According to one of our musical sources:
As the “Lost In Your Eyes” video opens, Debbie Gibson plays piano. The ornate little flourish that she’s playing isn’t actually part of “Lost In Your Eyes,” Gibson’s second and final #1 hit. Instead, that little piece of showmanship functions a bit like the tap-dancing intro of Paula Abdul’s “Straight Up” video. It serves as an announcement, or maybe a reminder, that this person is talented.
For Debbie Gibson, this was a subtle bit of positioning. When Gibson first rose to fame in 1987, she was part of a mini-wave of teenage dance-pop stars. But unlike virtually all of her contemporaries, Gibson wrote her own songs, without help. When Gibson’s ballad “Foolish Beat” reached #1 in the summer of 1988, she became the youngest person ever to write, produce, and perform a chart-topping hit. Compared to that, playing piano is small potatoes.
In showing Gibson playing that piano, “Lost In Your Eyes” video director Jim Yukich, who had already made a bunch of Phil Collins videos and who would later direct the 1994 Double Dragon movie, sent a message that Debbie Gibson was not like these other pop kids. The song itself said something similar. Every teenage pop star sang ballads, but few of them worked quite as hard as Gibson to make something that sounded smooth and professional and adult.
When she recorded her 1989 sophomore album Electric Youth, Debbie Gibson presumably knew what she was up against. Gibson was a transcendent dance-pop singer, but dance-pop singers in the ’80s did not typically enjoy long careers. Like so many other club-music stars, Debbie Gibson had her biggest hits with ballads. “Lost In Your Eyes” is total adult-contempo mush, and I always get bummed out when singers who excel at fun, energetic music turn towards that stuff. But Debbie Gibson was pretty good at adult-contempo mush, too.
Gibson wrote “Lost In Your Eyes” while she was still touring behind her debut album Out Of The Blue. Before Gibson recorded the song, she sang it at her shows, and it got good responses. She’s said that she didn’t have anyone really in mind when she sang it, and I think you can hear that in the song. “Lost In Your Eyes” is a textbook love song, and I don’t detect a whole lot of lived experience in it. The lyrics are light on specifics.

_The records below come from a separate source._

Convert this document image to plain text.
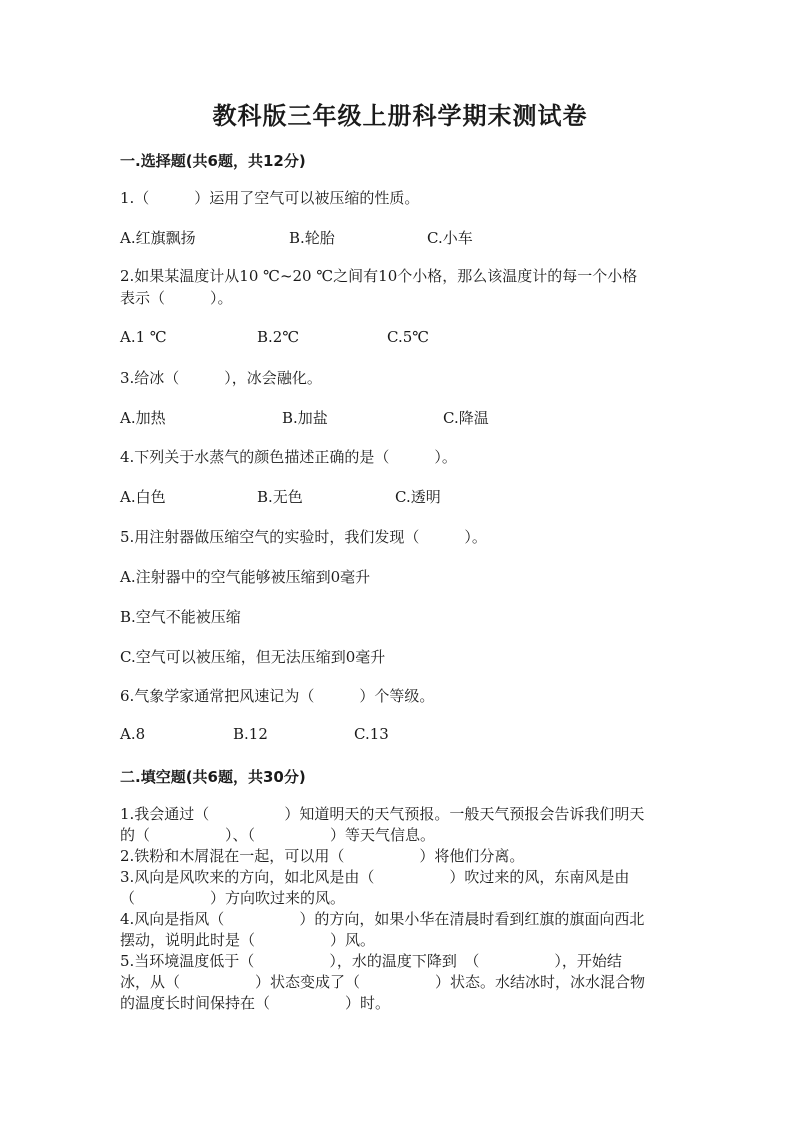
教科版三年级上册科学期末测试卷
一.选择题(共6题，共12分)
1.（　　　）运用了空气可以被压缩的性质。
A.红旗飘扬	B.轮胎	C.小车
2.如果某温度计从10 ℃~20 ℃之间有10个小格，那么该温度计的每一个小格
表示（　　　）。
A.1 ℃	B.2℃	C.5℃
3.给冰（　　　），冰会融化。
A.加热	B.加盐	C.降温
4.下列关于水蒸气的颜色描述正确的是（　　　）。
A.白色	B.无色	C.透明
5.用注射器做压缩空气的实验时，我们发现（　　　）。
A.注射器中的空气能够被压缩到0毫升
B.空气不能被压缩
C.空气可以被压缩，但无法压缩到0毫升
6.气象学家通常把风速记为（　　　）个等级。
A.8	B.12	C.13
二.填空题(共6题，共30分)
1.我会通过（　　　　　）知道明天的天气预报。一般天气预报会告诉我们明天
的（　　　　　）、（　　　　　）等天气信息。
2.铁粉和木屑混在一起，可以用（　　　　　）将他们分离。
3.风向是风吹来的方向，如北风是由（　　　　　）吹过来的风，东南风是由
（　　　　　）方向吹过来的风。
4.风向是指风（　　　　　）的方向，如果小华在清晨时看到红旗的旗面向西北
摆动，说明此时是（　　　　　）风。
5.当环境温度低于（　　　　　），水的温度下降到　（　　　　　），开始结
冰，从（　　　　　）状态变成了（　　　　　）状态。水结冰时，冰水混合物
的温度长时间保持在（　　　　　）时。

“Lost In Your Eyes” would turn out to be Debbie Gibson’s last top-10 hit. She followed that single with “Electric Youth,” which peaked at #11. “No More Rhyme,” the next one, only made it to #17. A year later, Gibson came out with her album Anything Is Possible, and she used a co-writer for the first time: Lamont Dozier, who’d co-written countless Motown classics and who’d just worked with Phil Collins on “Two Hearts.” The album’s title-track lead single, one of the songs that Gibson wrote with Dozier, peaked at #26. By the time she released 1993’s Body Mind Soul, Gibson had gone full adult-contempo. That album’s single “Losin’ Myself” peaked at #86, and Gibson hasn’t been on the Hot 100 since.
By that time, though, Gibson’s focus had shifted elsewhere. In 1992, Gibson made her Broadway debut, playing Eponine in Les Misérables. After that, Gibson starred in West End and Broadway revivals of Grease, and she’s done a ton of stage-musical stuff since then, both on Broadway and in various regional productions. This just makes sense. There was always a whole lot of theater kid in her voice. The pivot was a smart one, too, since she later admitted that she’d been using a lot of Xanax to deal with anxiety. The pop-star life is not a terribly safe or healthy one. I don’t know too much about stage actors, but the seem like a more well-adjusted bunch.
Gibson has done other stuff, too. She’s starred in two different installments of the low-budget made-for-cable Mega Shark series. I haven’t seen those, but the fact that she’s in two of them means that she managed to avoid getting eaten by the mega shark in at least one, which seems like an achievement. Gibson also co-starred in 2011’s similarly themed Mega Python Vs. Gatoroid with her former pop-chart contemporary Tiffany. (Unfortunately, Debbie Gibson and Tiffany did not play the mega python and the gatoroid.) Gibson has also done some reality TV — Celebrity Apprentice, Dancing With The Stars — and she’s lately been on the ’80s and ’90s nostalgia circuit, which drew big crowds before the pandemic and which will probably once again draw big crowds very soon. Later this summer, Gibson will play a Vegas residency, and she’ll also release The Body Remembers, her first album of new songs in a decade.
Debbie Gibson seems like a nice, fun lady. She definitely appears to be handling herself a whole lot better than just about every former teenage pop star. I like her.